A importância da gestão de pessoas

Para ele, hoje a função mais importante do RH é orientar seus colaboradores.

Pode-se afirmar que gerir pessoas não é mais um sinônimo de controle, mas sim discutir a valorização dos profissionais e do ser humano em meio à transformação digital. “Acredito que o ativo principal das empresas são as pessoas. No fim, em qualquer segmento, as pessoas motivadas são o segredo do sucesso”.

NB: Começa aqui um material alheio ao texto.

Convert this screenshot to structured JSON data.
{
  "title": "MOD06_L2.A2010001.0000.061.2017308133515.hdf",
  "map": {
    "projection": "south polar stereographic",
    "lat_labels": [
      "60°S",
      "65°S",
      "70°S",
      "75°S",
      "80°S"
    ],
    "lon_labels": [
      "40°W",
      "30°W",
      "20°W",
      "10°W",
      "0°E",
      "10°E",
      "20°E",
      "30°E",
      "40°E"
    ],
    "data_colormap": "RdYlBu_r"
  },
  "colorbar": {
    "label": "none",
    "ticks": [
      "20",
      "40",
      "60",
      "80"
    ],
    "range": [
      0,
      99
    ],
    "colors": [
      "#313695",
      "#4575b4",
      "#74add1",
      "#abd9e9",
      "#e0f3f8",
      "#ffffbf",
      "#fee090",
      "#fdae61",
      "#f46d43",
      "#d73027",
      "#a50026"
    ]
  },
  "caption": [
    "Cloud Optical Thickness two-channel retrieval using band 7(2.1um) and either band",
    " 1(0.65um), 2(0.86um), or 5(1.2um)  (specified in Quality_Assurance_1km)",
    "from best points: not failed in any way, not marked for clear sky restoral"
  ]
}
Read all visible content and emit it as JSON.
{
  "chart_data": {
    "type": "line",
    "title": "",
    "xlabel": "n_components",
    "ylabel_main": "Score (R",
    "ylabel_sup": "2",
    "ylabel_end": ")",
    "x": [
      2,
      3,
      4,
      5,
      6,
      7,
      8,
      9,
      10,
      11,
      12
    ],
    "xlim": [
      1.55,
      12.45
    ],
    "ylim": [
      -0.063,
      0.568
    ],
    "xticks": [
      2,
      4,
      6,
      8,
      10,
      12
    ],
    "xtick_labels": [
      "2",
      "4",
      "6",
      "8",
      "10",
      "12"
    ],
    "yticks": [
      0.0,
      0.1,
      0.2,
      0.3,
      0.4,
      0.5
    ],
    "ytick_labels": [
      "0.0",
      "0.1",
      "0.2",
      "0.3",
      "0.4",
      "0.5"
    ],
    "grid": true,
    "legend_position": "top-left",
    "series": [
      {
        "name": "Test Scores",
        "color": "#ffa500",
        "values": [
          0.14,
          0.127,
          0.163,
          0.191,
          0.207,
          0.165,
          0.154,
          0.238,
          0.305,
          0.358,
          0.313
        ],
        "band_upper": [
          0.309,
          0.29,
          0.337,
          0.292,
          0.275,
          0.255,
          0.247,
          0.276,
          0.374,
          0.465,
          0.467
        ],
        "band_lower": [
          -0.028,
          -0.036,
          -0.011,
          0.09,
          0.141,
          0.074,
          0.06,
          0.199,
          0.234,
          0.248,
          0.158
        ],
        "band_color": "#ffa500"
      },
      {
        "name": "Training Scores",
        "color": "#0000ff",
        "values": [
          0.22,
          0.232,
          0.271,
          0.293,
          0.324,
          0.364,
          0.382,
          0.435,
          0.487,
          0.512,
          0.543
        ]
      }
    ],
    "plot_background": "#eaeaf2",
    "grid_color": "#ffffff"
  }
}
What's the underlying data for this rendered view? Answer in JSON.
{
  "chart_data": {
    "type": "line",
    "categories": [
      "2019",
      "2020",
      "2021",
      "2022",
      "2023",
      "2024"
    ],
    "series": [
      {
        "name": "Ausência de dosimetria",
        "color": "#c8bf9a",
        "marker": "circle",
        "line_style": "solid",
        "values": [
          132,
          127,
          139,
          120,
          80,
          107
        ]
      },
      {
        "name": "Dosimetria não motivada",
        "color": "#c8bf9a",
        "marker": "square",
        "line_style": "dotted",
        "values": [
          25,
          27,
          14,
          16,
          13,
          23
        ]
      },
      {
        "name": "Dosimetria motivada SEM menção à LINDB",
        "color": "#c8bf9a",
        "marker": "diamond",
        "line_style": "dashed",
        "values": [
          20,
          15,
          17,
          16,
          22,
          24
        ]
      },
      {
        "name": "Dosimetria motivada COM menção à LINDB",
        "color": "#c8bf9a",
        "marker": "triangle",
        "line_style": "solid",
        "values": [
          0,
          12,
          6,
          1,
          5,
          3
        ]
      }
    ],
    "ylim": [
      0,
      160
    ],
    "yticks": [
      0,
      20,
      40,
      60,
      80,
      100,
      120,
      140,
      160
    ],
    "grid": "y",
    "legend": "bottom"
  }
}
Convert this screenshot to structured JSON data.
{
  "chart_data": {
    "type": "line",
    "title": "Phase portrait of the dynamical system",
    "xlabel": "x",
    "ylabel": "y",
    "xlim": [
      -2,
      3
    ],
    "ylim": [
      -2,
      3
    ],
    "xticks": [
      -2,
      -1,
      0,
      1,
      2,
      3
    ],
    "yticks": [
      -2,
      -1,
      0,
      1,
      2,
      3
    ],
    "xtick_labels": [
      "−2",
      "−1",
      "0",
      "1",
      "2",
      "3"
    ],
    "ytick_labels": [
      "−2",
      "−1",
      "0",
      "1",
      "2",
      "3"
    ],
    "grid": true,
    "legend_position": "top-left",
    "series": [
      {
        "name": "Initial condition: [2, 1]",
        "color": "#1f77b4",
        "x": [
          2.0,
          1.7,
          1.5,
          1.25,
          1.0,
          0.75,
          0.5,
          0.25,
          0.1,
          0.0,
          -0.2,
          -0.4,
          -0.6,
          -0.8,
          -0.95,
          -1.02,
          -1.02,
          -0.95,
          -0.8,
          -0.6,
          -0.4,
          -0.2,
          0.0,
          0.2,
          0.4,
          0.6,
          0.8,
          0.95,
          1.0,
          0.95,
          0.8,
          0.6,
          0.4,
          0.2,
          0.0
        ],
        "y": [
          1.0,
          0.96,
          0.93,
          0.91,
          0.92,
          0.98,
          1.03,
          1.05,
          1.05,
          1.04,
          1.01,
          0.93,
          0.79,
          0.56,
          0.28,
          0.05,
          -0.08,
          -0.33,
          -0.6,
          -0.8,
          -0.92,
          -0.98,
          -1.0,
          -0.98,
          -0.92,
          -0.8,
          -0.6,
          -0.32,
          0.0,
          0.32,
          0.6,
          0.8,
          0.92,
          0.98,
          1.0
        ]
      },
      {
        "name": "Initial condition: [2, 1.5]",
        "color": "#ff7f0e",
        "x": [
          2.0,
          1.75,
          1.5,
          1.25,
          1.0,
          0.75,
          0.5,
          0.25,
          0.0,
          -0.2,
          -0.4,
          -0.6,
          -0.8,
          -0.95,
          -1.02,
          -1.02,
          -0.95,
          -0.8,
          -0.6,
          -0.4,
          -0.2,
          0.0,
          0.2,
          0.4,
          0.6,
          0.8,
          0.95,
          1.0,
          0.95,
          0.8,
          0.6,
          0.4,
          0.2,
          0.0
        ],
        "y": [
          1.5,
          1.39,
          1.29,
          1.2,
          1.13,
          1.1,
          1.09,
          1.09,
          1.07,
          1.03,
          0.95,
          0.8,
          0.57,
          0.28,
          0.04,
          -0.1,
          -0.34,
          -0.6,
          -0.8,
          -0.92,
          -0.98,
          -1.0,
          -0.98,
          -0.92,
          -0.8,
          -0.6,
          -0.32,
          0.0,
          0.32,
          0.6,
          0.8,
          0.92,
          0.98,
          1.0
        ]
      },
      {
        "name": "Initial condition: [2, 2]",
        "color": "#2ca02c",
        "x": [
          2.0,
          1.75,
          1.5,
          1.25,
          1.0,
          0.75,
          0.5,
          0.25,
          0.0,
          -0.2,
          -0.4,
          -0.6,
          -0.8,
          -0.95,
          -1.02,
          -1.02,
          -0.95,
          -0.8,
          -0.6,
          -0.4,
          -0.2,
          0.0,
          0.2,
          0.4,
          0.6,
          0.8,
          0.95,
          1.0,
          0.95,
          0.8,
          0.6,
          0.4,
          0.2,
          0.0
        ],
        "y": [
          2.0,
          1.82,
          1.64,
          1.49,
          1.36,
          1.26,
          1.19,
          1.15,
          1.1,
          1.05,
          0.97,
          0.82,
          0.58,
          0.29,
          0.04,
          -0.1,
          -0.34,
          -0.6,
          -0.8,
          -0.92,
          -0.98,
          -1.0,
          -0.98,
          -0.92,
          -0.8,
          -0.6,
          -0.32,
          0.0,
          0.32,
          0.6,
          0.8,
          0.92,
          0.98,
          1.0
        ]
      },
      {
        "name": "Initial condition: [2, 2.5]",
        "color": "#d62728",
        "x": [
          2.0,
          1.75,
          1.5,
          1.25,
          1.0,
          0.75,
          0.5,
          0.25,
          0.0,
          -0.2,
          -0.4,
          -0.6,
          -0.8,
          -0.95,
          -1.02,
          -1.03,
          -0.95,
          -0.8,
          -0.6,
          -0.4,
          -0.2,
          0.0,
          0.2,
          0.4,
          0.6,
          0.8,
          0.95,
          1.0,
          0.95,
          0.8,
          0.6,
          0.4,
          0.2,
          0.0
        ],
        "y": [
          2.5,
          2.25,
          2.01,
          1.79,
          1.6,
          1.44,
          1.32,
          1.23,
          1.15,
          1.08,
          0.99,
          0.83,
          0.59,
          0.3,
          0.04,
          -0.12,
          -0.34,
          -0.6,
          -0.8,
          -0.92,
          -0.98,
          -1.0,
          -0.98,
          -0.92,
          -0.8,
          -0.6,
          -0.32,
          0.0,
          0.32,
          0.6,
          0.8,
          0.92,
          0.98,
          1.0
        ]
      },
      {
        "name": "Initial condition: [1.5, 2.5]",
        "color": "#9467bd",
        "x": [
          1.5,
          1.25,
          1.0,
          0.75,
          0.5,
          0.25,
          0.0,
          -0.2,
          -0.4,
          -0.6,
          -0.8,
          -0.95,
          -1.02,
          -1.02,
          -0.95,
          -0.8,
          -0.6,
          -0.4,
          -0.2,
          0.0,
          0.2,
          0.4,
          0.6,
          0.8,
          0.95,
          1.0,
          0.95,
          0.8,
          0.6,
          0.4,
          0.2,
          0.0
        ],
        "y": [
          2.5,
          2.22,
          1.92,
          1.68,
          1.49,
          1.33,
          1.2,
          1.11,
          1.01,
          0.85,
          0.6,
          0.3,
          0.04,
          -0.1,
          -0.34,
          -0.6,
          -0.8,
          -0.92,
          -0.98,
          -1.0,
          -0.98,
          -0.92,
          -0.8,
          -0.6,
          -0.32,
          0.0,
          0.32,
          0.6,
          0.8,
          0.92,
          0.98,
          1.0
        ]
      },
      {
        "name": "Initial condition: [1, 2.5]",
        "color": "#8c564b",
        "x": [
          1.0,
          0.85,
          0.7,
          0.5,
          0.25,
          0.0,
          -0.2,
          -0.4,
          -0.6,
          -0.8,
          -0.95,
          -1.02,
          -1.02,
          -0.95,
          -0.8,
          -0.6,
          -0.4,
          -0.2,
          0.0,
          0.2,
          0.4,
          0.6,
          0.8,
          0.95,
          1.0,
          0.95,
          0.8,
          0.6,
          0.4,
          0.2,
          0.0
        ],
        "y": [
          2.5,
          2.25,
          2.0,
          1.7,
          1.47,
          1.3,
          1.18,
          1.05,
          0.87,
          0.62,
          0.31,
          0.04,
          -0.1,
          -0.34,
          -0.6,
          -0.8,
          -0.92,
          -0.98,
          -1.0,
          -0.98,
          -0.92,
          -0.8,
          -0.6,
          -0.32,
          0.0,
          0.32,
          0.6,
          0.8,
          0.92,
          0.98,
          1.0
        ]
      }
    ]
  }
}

Mas, para que haja esse equilíbrio entre estratégia e pessoas, é preciso um diálogo aberto entre os RHs e os CEOs. “Sempre defendi que o RH deveria se reportar diretamente ao presidente. Na visão do executivo, essa parceria é muito importante, sem ela, o RH não conseguirá entender os negócios da companhia, para onde ela quer ir, quais caminhos tomar e não conseguirá transmitir isso ao colaborador.

A importância do RH

Nesse mundo inconstante, haverá certamente mudanças de ordem cultural (fora e dentro) da organização e a adaptação se dará por meio da informação.

Por isso, além de estar atento aos rumos da organização, o RH também precisa estabelecer parcerias com os demais líderes da empresa. “O RH deve entender por meio das áreas de negócios quais são as mudanças necessárias de cada área para que a transformação da companhia ocorra”, afirma.

Os profissionais de gestão de pessoas devem se manter constantemente informados para contratar e engajar pessoas com habilidades cruciais aos negócios da organização. “Não adianta o RH se sentar à mesa do seu escritório e acompanhar a rotina da empresa. Este é o RH que só reage, não está engajado na estratégia e pouco se desenvolve olhando só para dentro. A área de gestão de pessoas deve acompanhar a evolução do mercado e da sociedade”, conclui.